She said this because he did not seem as enthusiastic, now, as he had been when the plan was first discussed. The eagerness was missing, and he was rather sour about it. She knew he grieved over the sale of his boat, and it was bitter hard for him to give up his club. But this time she was determined. She had renounced her frivolous, expensive friends; he must renounce his; she proposed to get along without the luxury of a servant, he must deny himself, too.

“Well, damn it!” he growled at her implied reproach, “ain’t I doing everything you want? The boat’s gone, and I’ve sent my letter in to the club! What more do you want me to do?”

“Martin! that’s no way to speak to your wife! You’re not doing it for me!”

She sighed in discouragement. He had a long way to go.

His efforts to divert himself about the house on Saturday afternoons and Sundays were pathetic. He started vigorously to spade up a bit of ground which he declared would make an admirable vegetable bed in the spring. The spading lasted half a day and all winter Jeannette saw the snow-covered shovel sticking upright in the ground where he had left it. He was bored by inactivity. Books did not interest him; he scorned the solitaire she suggested and in which she herself could find amusement; likewise he grew impatient at walks in the woods now full of autumn tints. Jeannette tried her best to entertain him. Several times she asked the Drigos over for auction bridge but Mrs. Drigo and her husband quarrelled so much when the cards ran against them, that Martin declared he did not care to play with them. Jeannette tried “Rum” but that, too, bored him; there was no pleasure in the game, he told her, without stakes and one couldn’t gamble with one’s wife. At the end of her resources, she shrugged her shoulders and let him seek out his own amusements as best he could. His attitude nettled her. He ought to face the new life, she felt, with the same fortitude, conscientiousness and willingness that she displayed. She told him so with a good deal of rancor one day: he was acting like a spoiled boy; he wasn’t being a good sport about it. He only glowered at her in reply and stalked out of the house.

She had her own suspicions where he went, but she did not reproach him. In her heart she was sorry for him; his empty evenings and his week-ends hung heavy on his hands.
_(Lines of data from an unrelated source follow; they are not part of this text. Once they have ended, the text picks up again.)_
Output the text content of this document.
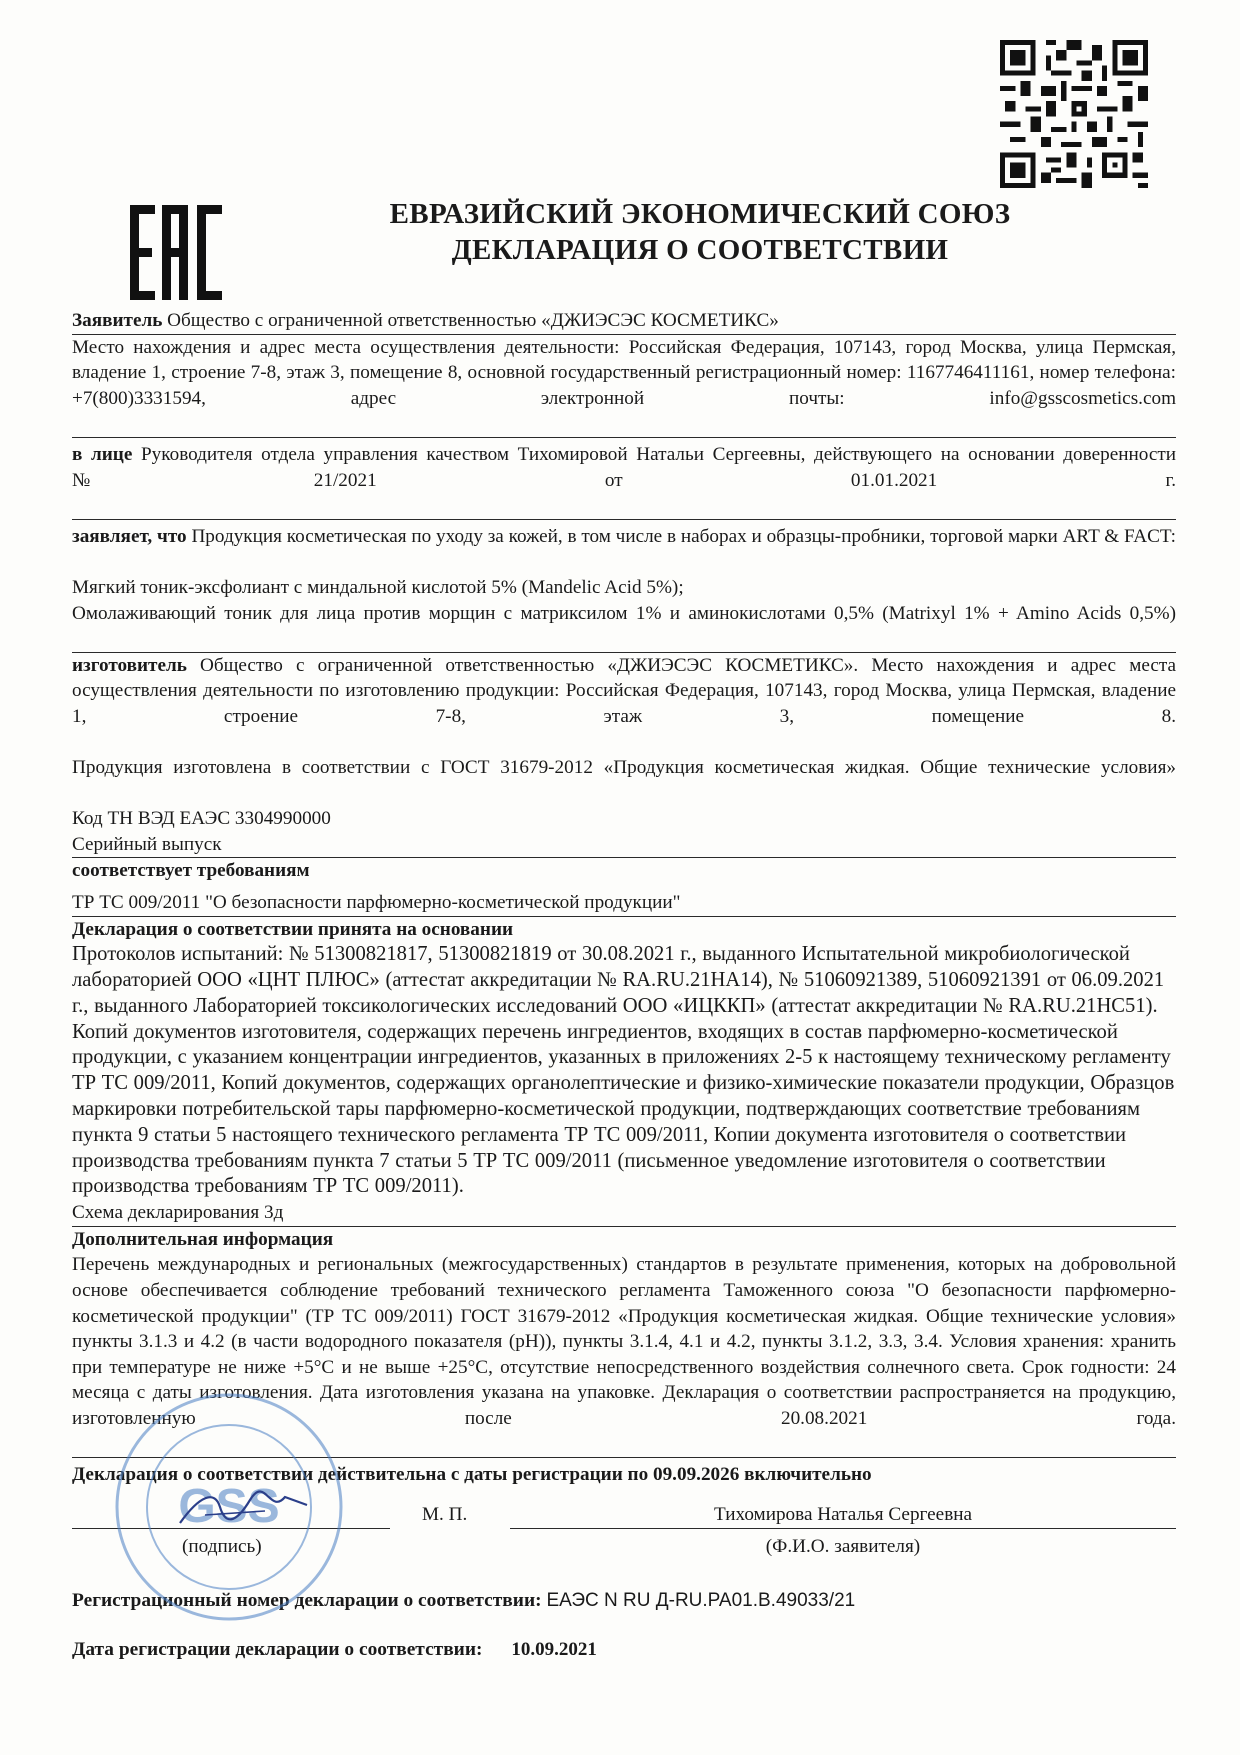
ЕВРАЗИЙСКИЙ ЭКОНОМИЧЕСКИЙ СОЮЗ
ДЕКЛАРАЦИЯ О СООТВЕТСТВИИ
Заявитель Общество с ограниченной ответственностью «ДЖИЭСЭС КОСМЕТИКС»
Место нахождения и адрес места осуществления деятельности: Российская Федерация, 107143, город Москва, улица Пермская, владение 1, строение 7-8, этаж 3, помещение 8, основной государственный регистрационный номер: 1167746411161, номер телефона: +7(800)3331594, адрес электронной почты: info@gsscosmetics.com
в лице Руководителя отдела управления качеством Тихомировой Натальи Сергеевны, действующего на основании доверенности №21/2021 от 01.01.2021 г.
заявляет, что Продукция косметическая по уходу за кожей, в том числе в наборах и образцы-пробники, торговой марки ART & FACT:
Мягкий тоник-эксфолиант с миндальной кислотой 5% (Mandelic Acid 5%);
Омолаживающий тоник для лица против морщин с матриксилом 1% и аминокислотами 0,5% (Matrixyl 1% + Amino Acids 0,5%)
изготовитель Общество с ограниченной ответственностью «ДЖИЭСЭС КОСМЕТИКС». Место нахождения и адрес места осуществления деятельности по изготовлению продукции: Российская Федерация, 107143, город Москва, улица Пермская, владение 1, строение 7-8, этаж 3, помещение 8.
Продукция изготовлена в соответствии с ГОСТ 31679-2012 «Продукция косметическая жидкая. Общие технические условия»
Код ТН ВЭД ЕАЭС 3304990000
Серийный выпуск
соответствует требованиям
ТР ТС 009/2011 "О безопасности парфюмерно-косметической продукции"
Декларация о соответствии принята на основании
Протоколов испытаний: № 51300821817, 51300821819 от 30.08.2021 г., выданного Испытательной микробиологической лабораторией ООО «ЦНТ ПЛЮС» (аттестат аккредитации № RA.RU.21НА14), № 51060921389, 51060921391 от 06.09.2021 г., выданного Лабораторией токсикологических исследований ООО «ИЦККП» (аттестат аккредитации № RA.RU.21НС51). Копий документов изготовителя, содержащих перечень ингредиентов, входящих в состав парфюмерно-косметической продукции, с указанием концентрации ингредиентов, указанных в приложениях 2-5 к настоящему техническому регламенту ТР ТС 009/2011, Копий документов, содержащих органолептические и физико-химические показатели продукции, Образцов маркировки потребительской тары парфюмерно-косметической продукции, подтверждающих соответствие требованиям пункта 9 статьи 5 настоящего технического регламента ТР ТС 009/2011, Копии документа изготовителя о соответствии производства требованиям пункта 7 статьи 5 ТР ТС 009/2011 (письменное уведомление изготовителя о соответствии производства требованиям ТР ТС 009/2011).
Схема декларирования 3д
Дополнительная информация
Перечень международных и региональных (межгосударственных) стандартов в результате применения, которых на добровольной основе обеспечивается соблюдение требований технического регламента Таможенного союза "О безопасности парфюмерно-косметической продукции" (ТР ТС 009/2011) ГОСТ 31679-2012 «Продукция косметическая жидкая. Общие технические условия» пункты 3.1.3 и 4.2 (в части водородного показателя (pH)), пункты 3.1.4, 4.1 и 4.2, пункты 3.1.2, 3.3, 3.4. Условия хранения: хранить при температуре не ниже +5°С и не выше +25°С, отсутствие непосредственного воздействия солнечного света. Срок годности: 24 месяца с даты изготовления. Дата изготовления указана на упаковке. Декларация о соответствии распространяется на продукцию, изготовленную после 20.08.2021 года.
Декларация о соответствии действительна с даты регистрации по 09.09.2026 включительно
(подпись)
М. П.	Тихомирова Наталья Сергеевна
(Ф.И.О. заявителя)
Регистрационный номер декларации о соответствии: ЕАЭС N RU Д-RU.PA01.В.49033/21
Дата регистрации декларации о соответствии: 10.09.2021
GSS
She hoped he would get used to the idea and by and by be moved to follow her example.

But as the weeks and then the months began to go by, and she saw that it was only she who was making the sacrifices,—cleaning, cooking, washing dishes, denying herself clothes and even trips to the city to see her mother,—a dull anger kindled within her. This burst into flame when she learned by chance that Martin was still a member of the Yacht Club. ’Stel Teschemacher telephoned her one day to remind her to be sure and come to a bridge tournament the ladies of the club had arranged for the following Wednesday afternoon. Jeannette explained with some relish that she feared she was not eligible to participate since her husband was no longer a member of the club, but ’Stel Teschemacher assured her that such was not the case.

“Oh, no, you’re mistaken, Mrs. Devlin. He’s still a member and a very valued one. The Directors refused absolutely to accept your husband’s resignation; they just positively made him reconsider it.... Why, we couldn’t get along without Mr. Devlin! He’s just the life of the club!”

Jeannette said nothing to Martin. She was bitter, feeling he had tricked her, was not playing fair. She decided she would go to New York and pour out her grievance in a stormy recital to her mother. It would relieve her mind. On the train she met Edith French and when the city was reached, her friend triumphantly carried her off to lunch at the Waldorf.